The reversed method of microscopic photography is that which gives portraits and documents in little. The best specimen of this kind we have obtained is another of those miracles which recall the wonders of Arabian fiction. On a slip of glass, three inches long by one broad, is a circle of thinner glass, as large as a ten-cent piece. In the centre of this is a speck, as if a fly had stepped there without scraping his foot before setting it down. On putting this under a microscope magnifying fifty diameters there come into view the Declaration of Independence in full, in a clear, bold type, every name signed in fac-simile; the arms of all the States, easily made out, and well finished; with good portraits of all the Presidents, down to a recent date. Any person familiar with the faces of the Presidents would recognize any one of these portraits in a moment.

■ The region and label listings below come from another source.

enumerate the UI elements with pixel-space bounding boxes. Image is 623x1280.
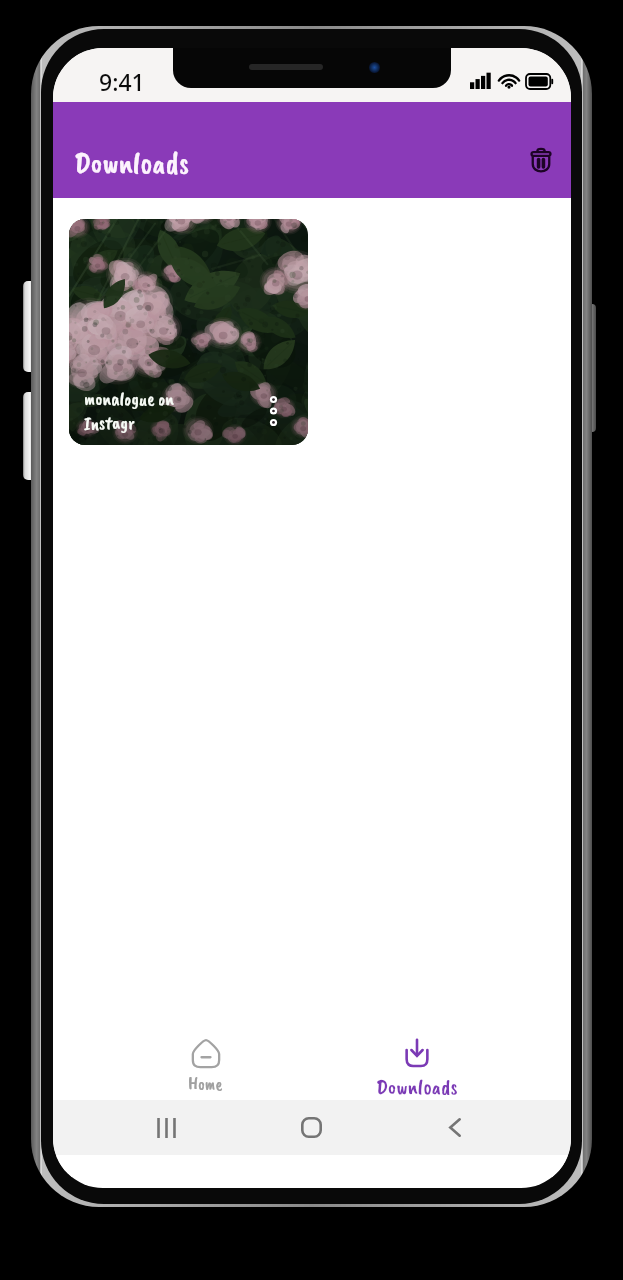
button[interactable]: Back	[426, 1100, 484, 1155]
button[interactable]: Recent apps	[137, 1100, 195, 1155]
button[interactable]: More options	[262, 394, 284, 428]
staticText: Downloads	[376, 1073, 458, 1095]
button[interactable]: monalogue on	[69, 219, 308, 445]
button[interactable]: Home	[282, 1100, 340, 1155]
staticText: monalogue on	[84, 387, 174, 411]
staticText: Instagr	[84, 411, 135, 435]
button[interactable]: Downloads	[353, 1039, 481, 1095]
staticText: Downloads	[74, 143, 190, 182]
staticText: 9:41	[99, 66, 145, 97]
button[interactable]: Home	[141, 1039, 269, 1095]
staticText: Home	[188, 1073, 223, 1095]
button[interactable]: Delete all downloads	[519, 139, 563, 183]
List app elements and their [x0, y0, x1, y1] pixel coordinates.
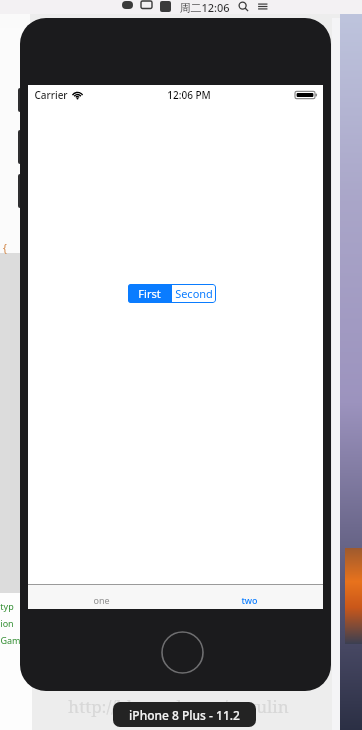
staticText: ion: [0, 617, 14, 629]
button[interactable]: Home: [161, 631, 204, 674]
staticText: iPhone 8 Plus - 11.2: [129, 707, 240, 723]
staticText: typ: [0, 600, 14, 612]
staticText: Gam: [0, 634, 21, 646]
button[interactable]: one: [28, 585, 175, 609]
staticText: http://blog.csdn.net/ruyulin: [68, 695, 289, 718]
staticText: one: [93, 594, 110, 606]
staticText: 12:06 PM: [167, 88, 211, 102]
staticText: Carrier: [34, 88, 68, 102]
button[interactable]: two: [175, 585, 323, 609]
staticText: {: [3, 241, 7, 255]
staticText: Second: [175, 286, 213, 301]
button[interactable]: Second: [172, 284, 216, 303]
button[interactable]: First: [128, 284, 171, 303]
staticText: two: [241, 594, 258, 606]
staticText: First: [138, 286, 161, 301]
staticText: 周二12:06: [179, 0, 230, 13]
button[interactable]: iPhone 8 Plus - 11.2: [113, 702, 256, 727]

Still another application of photography, becoming every day more and more familiar to the public, is that which produces enlarged portraits, even life-size ones, from the old daguerreotype or more recent photographic miniature. As we have seen this process, a closet is arranged as a camera-obscura, and the enlarged image is thrown down through a lens above on a sheet of sensitive paper placed on a table capable of being easily elevated or depressed. The image, weakened by diffusion over so large a space, prints itself slowly, but at last comes out with a clearness which is surprising,—a fact which is parallel to what is observed in the stereoscopticon, where a picture of a few square inches in size is "extended" or diluted so as to cover some hundreds of square feet, and yet preserves its sharpness to a degree which seems incredible.

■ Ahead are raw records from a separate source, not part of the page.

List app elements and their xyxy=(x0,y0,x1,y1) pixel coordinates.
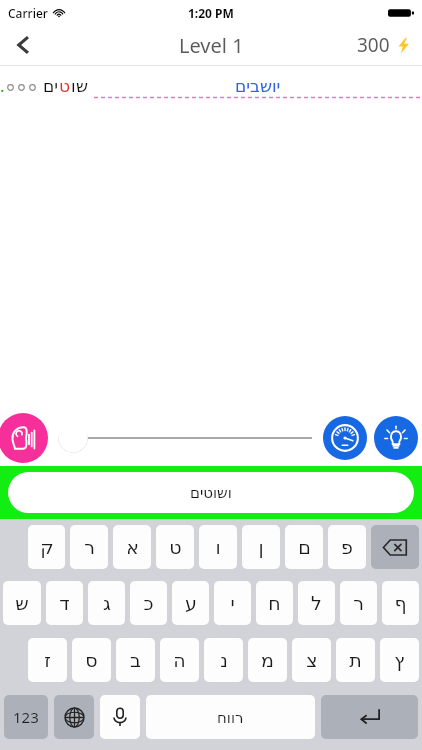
staticText: Level 1 xyxy=(179,32,244,59)
button[interactable]: ר xyxy=(340,581,377,625)
staticText: ר xyxy=(353,592,364,614)
staticText: ד xyxy=(59,592,70,614)
button[interactable]: נ xyxy=(204,638,243,682)
staticText: ג xyxy=(103,592,111,614)
staticText: 123 xyxy=(13,707,39,727)
staticText: ן xyxy=(258,536,264,558)
button[interactable]: Dictate xyxy=(100,695,140,739)
button[interactable]: י xyxy=(214,581,251,625)
button[interactable]: 123 xyxy=(4,695,48,739)
button[interactable]: ס xyxy=(72,638,111,682)
staticText: נ xyxy=(220,649,228,671)
staticText: צ xyxy=(306,649,318,671)
button[interactable]: ז xyxy=(28,638,67,682)
button[interactable]: מ xyxy=(248,638,287,682)
button[interactable]: Change keyboard xyxy=(54,695,94,739)
button[interactable]: ט xyxy=(156,525,194,569)
button[interactable]: ם xyxy=(285,525,323,569)
staticText: רווח xyxy=(217,709,244,726)
button[interactable]: 300 xyxy=(357,32,412,58)
staticText: ע xyxy=(185,592,197,614)
staticText: ה xyxy=(173,649,186,671)
button[interactable]: ץ xyxy=(380,638,419,682)
staticText: ר xyxy=(84,536,95,558)
staticText: כ xyxy=(143,592,154,614)
staticText: 1:20 PM xyxy=(188,5,234,21)
staticText: ף xyxy=(394,592,407,614)
button[interactable]: ע xyxy=(172,581,209,625)
staticText: ת xyxy=(349,649,362,671)
button[interactable]: פ xyxy=(328,525,366,569)
staticText: ט xyxy=(169,536,182,558)
button[interactable]: א xyxy=(113,525,151,569)
staticText: ח xyxy=(268,592,281,614)
staticText: ק xyxy=(40,536,54,558)
staticText: ש xyxy=(76,76,89,96)
button[interactable]: צ xyxy=(292,638,331,682)
staticText: ם xyxy=(298,536,311,558)
button[interactable]: ק xyxy=(28,525,65,569)
button[interactable]: ב xyxy=(116,638,155,682)
staticText: ו xyxy=(71,76,76,96)
staticText: 300 xyxy=(357,32,390,58)
staticText: ץ xyxy=(394,649,405,671)
button[interactable]: ן xyxy=(242,525,280,569)
staticText: יושבים xyxy=(235,76,281,96)
button[interactable]: Speed xyxy=(323,416,367,460)
staticText: א xyxy=(126,536,139,558)
button[interactable]: ו xyxy=(199,525,237,569)
staticText: י xyxy=(230,592,235,614)
button[interactable]: ג xyxy=(88,581,125,625)
button[interactable]: כ xyxy=(130,581,167,625)
button[interactable]: ר xyxy=(70,525,108,569)
button[interactable] xyxy=(58,416,312,460)
button[interactable]: ה xyxy=(160,638,199,682)
staticText: פ xyxy=(341,536,353,558)
staticText: . xyxy=(0,74,5,97)
staticText: ל xyxy=(311,592,322,614)
button[interactable]: ד xyxy=(46,581,83,625)
button[interactable]: ש xyxy=(3,581,41,625)
staticText: מ xyxy=(261,649,274,671)
button[interactable]: ת xyxy=(336,638,375,682)
button[interactable]: Speak sentence xyxy=(0,413,48,463)
button[interactable]: ף xyxy=(382,581,419,625)
button[interactable]: Return xyxy=(321,695,418,739)
staticText: Carrier xyxy=(8,5,48,21)
button[interactable]: ושוטים xyxy=(8,472,414,513)
button[interactable]: Hint xyxy=(374,416,418,460)
staticText: ש xyxy=(15,592,29,614)
button[interactable]: רווח xyxy=(146,695,315,739)
staticText: ים xyxy=(43,76,59,96)
staticText: ט xyxy=(59,76,71,96)
staticText: ב xyxy=(130,649,141,671)
button[interactable]: ל xyxy=(298,581,335,625)
staticText: ו xyxy=(215,536,221,558)
staticText: ושוטים xyxy=(190,484,232,501)
button[interactable]: Back xyxy=(0,25,48,65)
button[interactable]: Backspace xyxy=(371,525,419,569)
staticText: ז xyxy=(44,649,51,671)
button[interactable]: ח xyxy=(256,581,293,625)
staticText: ס xyxy=(85,649,98,671)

The copying of documents to be used as evidence is another most important application of photography. No scribe, however skilful, could reproduce such a paper as we saw submitted to our fellow-workman in Mr. Black's establishment the other day. It contained perhaps a hundred names and marks, but smeared, spotted, soiled, rubbed, and showing every awkward shape of penmanship that a miscellaneous collection of half-educated persons could furnish. No one, on looking at the photographic copy, could doubt that it was a genuine reproduction of a real list of signatures; and when half a dozen such copies, all just alike, were shown, the conviction became a certainty that all had a common origin. This copy was made with a Harrison's globe lens of sixteen inches' focal length, and was a very sharp and accurate duplicate of the original. It is claimed for this new American invention that it is "quite ahead of anything European"; and the certificates from the United States Coast-Survey Office go far towards sustaining its pretensions.